Question 11
Domain 1: Fundamentals of AI and MLA company is developing an editorial assistant application that uses generative AI. During the pilot phase, usage is low and application performance is not a concern. The company cannot predict application usage after the application is fully deployed and wants to minimize application costs. Which solution will meet these requirements?
Correct answer: C
Explanation
Amazon Bedrock On-Demand Throughput fits unpredictable demand because it lets you pay only for model usage instead of reserving capacity. Since the company “cannot predict application usage” and wants to “minimize application costs,” this option avoids upfront commitment while meeting low pilot-phase needs.
Why each option is right or wrong
A. Use GPU-powered Amazon EC2 instances.
EC2 GPUs require you to provision and manage compute, risking idle cost at low usage.
B. Use Amazon Bedrock with Provisioned Throughput.
Provisioned Throughput is for predictable, sustained demand when reserving capacity makes sense.
C. Use Amazon Bedrock with On-Demand Throughput.

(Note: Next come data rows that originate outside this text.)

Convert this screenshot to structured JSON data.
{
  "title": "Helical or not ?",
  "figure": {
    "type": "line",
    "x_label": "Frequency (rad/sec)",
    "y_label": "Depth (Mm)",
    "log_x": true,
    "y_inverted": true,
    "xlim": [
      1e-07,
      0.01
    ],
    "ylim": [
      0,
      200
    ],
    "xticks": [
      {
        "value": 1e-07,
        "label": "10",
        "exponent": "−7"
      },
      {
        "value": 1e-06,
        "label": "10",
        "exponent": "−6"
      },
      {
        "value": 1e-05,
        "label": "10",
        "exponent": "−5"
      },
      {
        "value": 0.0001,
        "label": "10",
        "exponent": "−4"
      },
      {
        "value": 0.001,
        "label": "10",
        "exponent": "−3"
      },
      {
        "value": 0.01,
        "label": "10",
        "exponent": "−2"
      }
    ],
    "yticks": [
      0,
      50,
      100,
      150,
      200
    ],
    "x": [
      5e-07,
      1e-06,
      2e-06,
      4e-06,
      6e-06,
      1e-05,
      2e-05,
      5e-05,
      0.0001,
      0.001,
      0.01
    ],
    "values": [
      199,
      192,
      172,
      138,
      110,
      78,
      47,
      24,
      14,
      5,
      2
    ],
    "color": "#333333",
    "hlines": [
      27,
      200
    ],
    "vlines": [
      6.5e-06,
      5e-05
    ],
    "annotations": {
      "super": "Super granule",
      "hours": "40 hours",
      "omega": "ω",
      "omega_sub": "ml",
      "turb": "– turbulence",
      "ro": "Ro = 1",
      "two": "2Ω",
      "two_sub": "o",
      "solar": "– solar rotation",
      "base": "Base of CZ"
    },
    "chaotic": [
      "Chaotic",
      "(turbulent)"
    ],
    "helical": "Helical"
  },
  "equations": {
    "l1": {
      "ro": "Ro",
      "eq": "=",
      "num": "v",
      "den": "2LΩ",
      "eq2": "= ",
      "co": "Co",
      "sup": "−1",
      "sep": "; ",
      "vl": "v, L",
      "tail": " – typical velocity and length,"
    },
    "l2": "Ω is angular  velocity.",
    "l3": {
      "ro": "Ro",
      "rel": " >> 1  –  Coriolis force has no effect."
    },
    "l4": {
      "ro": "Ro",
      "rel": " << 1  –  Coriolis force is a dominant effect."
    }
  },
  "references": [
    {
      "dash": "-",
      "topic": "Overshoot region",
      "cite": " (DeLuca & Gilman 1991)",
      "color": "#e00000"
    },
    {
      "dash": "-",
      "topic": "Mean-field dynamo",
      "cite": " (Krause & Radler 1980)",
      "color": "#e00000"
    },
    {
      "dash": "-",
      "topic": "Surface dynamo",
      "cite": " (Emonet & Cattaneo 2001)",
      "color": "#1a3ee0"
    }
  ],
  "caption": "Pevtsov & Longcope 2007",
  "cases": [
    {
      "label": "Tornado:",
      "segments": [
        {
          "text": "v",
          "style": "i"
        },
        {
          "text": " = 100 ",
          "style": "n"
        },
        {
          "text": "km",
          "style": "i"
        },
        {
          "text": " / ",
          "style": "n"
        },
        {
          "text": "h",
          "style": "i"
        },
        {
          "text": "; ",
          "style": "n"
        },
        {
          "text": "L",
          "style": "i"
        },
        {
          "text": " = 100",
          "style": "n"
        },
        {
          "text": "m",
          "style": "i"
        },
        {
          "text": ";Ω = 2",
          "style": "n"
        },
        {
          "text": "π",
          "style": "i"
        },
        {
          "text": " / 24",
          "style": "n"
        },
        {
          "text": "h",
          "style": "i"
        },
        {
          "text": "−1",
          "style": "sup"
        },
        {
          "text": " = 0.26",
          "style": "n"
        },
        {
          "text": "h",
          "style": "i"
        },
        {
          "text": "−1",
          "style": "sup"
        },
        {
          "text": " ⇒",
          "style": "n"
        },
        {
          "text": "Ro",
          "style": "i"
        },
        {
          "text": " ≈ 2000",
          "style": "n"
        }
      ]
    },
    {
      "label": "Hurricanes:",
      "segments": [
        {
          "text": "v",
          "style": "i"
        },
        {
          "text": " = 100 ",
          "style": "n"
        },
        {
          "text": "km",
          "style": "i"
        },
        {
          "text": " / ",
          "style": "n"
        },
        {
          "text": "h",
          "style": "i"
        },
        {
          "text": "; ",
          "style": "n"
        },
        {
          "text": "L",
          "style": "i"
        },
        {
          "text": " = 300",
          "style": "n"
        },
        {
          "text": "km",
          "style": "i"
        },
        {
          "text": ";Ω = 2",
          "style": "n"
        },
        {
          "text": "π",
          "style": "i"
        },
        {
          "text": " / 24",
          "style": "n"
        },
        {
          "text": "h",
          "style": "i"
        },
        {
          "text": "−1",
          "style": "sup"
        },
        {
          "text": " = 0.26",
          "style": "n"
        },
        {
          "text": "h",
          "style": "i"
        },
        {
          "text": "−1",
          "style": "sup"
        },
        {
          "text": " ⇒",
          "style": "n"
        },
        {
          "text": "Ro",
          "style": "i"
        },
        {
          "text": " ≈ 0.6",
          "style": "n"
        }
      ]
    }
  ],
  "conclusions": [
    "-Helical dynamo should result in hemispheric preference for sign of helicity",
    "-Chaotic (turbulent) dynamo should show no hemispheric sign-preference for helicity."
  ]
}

Amazon Bedrock On-Demand Throughput is the appropriate choice when traffic is uncertain because it has no provisioned-capacity commitment or minimum spend; you are billed only for the model invocations and tokens actually used. By contrast, Provisioned Throughput requires you to reserve model capacity for a fixed term, which adds cost and is unnecessary here because the pilot has low usage and performance is not a concern.
D. Use Amazon SageMaker JumpStart.
SageMaker JumpStart helps discover and deploy models, but not as the lowest-cost fit for unpredictable inference usage.